Und dann änderte sich alles: Während der Arbeit an seiner Habilitation wurde Nelles immer klarer, dass Wissenschaft, Politik und Gesellschaft ihn immer weniger interessierten. Er kündigte und machte sich auf einen vollkommen neuen Weg, ohne zu ahnen, wo der ihn hinführen würde.
Von Anfang der 80er bis Mitte der 90er Jahre durchlebte der promovierte und fast zum Professor aufgestiegene Psychologe spirituelle Wander-, Such- und Lehrjahre und machte umfangreiche Selbsterfahrung und Trainings in diversen Methoden der humanistischen Psychologie. Nelles sammelte zehn Jahre Gruppenerfahrung als Leiter von Selbsterfahrungs- und Meditationsgruppen, widmete sich schließlich dem Familienstellen und entwickelte in mehreren Schritten eine neue Art der Aufstellungsarbeit, die er Lebensintegrationsprozess (LIP) nennt.
Der Fokus liegt dabei nicht auf den Beziehungen zur Familie, dem so genannten „Systemischen”, sondern auf dem eigenen Leben und dem Erkennen von dessen innerem Sinnzusammenhang. Manfred Lang stellte die bisherigen Buchtitel von Wilfried Nelles vor: „Sie sprechen für sich und eröffnen uns seine Sichtweise.“
Beim Jahresabschluss der Rotkreuz-Familienbildung ging es um die jüngste Publikation „Die Sehnsucht des Lebens nach sich selbst“, vorherige Titel lauteten „Umarme dein Leben - Wie wir seelisch erwachsen werden“, „Männer, Frauen & die Liebe - Über kindliche Ansprüche und erwachsene Bedürfnisse“ und „Das Leben hat keinen Rückwärtsgang - Die Evolution des Bewusstseins, spirituelles Wachstum und das Familienstellen“.

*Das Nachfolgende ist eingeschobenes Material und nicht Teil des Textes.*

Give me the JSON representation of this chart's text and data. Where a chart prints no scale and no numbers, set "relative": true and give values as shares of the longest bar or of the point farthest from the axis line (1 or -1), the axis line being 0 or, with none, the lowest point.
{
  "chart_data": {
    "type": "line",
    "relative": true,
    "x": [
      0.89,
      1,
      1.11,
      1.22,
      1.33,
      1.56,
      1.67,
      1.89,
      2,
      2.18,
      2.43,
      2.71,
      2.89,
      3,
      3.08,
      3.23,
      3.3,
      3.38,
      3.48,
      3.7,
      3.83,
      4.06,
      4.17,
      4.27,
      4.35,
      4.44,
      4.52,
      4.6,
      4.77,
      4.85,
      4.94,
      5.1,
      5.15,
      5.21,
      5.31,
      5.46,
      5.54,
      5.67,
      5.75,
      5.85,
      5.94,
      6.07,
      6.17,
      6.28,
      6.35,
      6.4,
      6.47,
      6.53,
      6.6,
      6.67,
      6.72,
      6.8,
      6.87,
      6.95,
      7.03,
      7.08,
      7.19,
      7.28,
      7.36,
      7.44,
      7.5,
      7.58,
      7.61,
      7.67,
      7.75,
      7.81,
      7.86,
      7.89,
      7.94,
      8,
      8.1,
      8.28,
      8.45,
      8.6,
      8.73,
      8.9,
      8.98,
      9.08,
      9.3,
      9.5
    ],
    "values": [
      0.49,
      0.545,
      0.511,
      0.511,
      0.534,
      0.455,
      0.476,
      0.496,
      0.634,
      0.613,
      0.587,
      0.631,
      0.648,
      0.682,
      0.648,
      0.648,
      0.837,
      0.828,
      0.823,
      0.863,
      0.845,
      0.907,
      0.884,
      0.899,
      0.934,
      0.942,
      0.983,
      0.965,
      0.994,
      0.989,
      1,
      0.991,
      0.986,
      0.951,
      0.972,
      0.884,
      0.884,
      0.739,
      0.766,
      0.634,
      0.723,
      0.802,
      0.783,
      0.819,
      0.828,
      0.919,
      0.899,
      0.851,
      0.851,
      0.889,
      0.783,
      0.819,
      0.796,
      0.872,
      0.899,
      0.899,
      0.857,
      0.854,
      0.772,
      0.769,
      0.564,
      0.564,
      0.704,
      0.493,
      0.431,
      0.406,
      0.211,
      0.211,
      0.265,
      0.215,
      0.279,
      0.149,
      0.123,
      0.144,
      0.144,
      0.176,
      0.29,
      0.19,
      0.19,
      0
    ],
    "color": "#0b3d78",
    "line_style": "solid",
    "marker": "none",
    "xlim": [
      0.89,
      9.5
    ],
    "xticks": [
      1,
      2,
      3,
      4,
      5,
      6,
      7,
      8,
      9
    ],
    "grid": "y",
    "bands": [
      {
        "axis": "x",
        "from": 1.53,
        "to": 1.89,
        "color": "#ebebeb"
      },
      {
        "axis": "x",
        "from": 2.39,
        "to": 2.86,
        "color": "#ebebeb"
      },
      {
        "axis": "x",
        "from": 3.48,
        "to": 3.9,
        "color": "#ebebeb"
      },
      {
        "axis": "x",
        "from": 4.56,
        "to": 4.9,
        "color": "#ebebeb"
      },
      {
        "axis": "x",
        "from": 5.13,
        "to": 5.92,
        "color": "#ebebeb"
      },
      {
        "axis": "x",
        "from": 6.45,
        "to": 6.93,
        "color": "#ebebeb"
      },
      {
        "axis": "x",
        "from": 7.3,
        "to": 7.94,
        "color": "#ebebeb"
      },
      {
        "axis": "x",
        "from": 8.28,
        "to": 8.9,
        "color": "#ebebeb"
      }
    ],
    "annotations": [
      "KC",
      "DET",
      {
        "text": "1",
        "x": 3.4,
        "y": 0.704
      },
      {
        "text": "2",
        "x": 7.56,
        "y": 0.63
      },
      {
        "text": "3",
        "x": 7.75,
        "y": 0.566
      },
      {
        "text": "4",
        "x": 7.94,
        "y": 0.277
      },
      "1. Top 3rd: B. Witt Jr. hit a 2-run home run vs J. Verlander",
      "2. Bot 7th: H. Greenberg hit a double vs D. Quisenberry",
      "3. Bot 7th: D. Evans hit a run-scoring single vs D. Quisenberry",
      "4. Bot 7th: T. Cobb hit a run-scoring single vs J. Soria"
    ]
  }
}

Tatsächlich: „Et hätt noch
ömme joot jejange“
Der Moderator übersetzte die Kernthese von Wilfried Nelles plastisch in rheinische Mundart: „Et öss, wie et öss, et kütt wie et kütt – unn et hätt noch lang net ömme joot jejange.“ Nelles widersprach, ebenfalls rheinisch: „Doch, egal, was passiert, auch das Traurige und Widerwärtige will ins Leben integriert werden: „Et hätt noch ömme joot jejange.“
Denn menschliche Existenz berge Abschied und Trennungsschmerz in sich: „Der Fötus ist ohne Mutter nicht lebensfähig, aber wird er nicht geboren, sterben beide, Mutter und Kind. Und die Geburt ist für das Ungeborene wie der Tod: Es verlässt seine Welt und wird in eine völlig andere unbekannte und zu Anfang womöglich auch noch widrige Umgebung geworfen.“
Ähnlich verhalte es sich bei den Übergängen aus der Kindheit zur Jugend und von dort zum Erwachsenwerden. Insgesamt unterscheidet der Marmagener sieben Lebensphasen, die wie die Räume in Hermann Hesses „Stufen“-Gedicht durchschritten werden wollen.
Beim Familienstellen eröffneten sich oft jene Konflikte, die bei den Übergängen entstanden und wo wir nicht wie Erwachsene reagieren, sondern wie das verlassene oder das gekränkte Kind oder der unterdrückte aufbegehrende Jugendliche.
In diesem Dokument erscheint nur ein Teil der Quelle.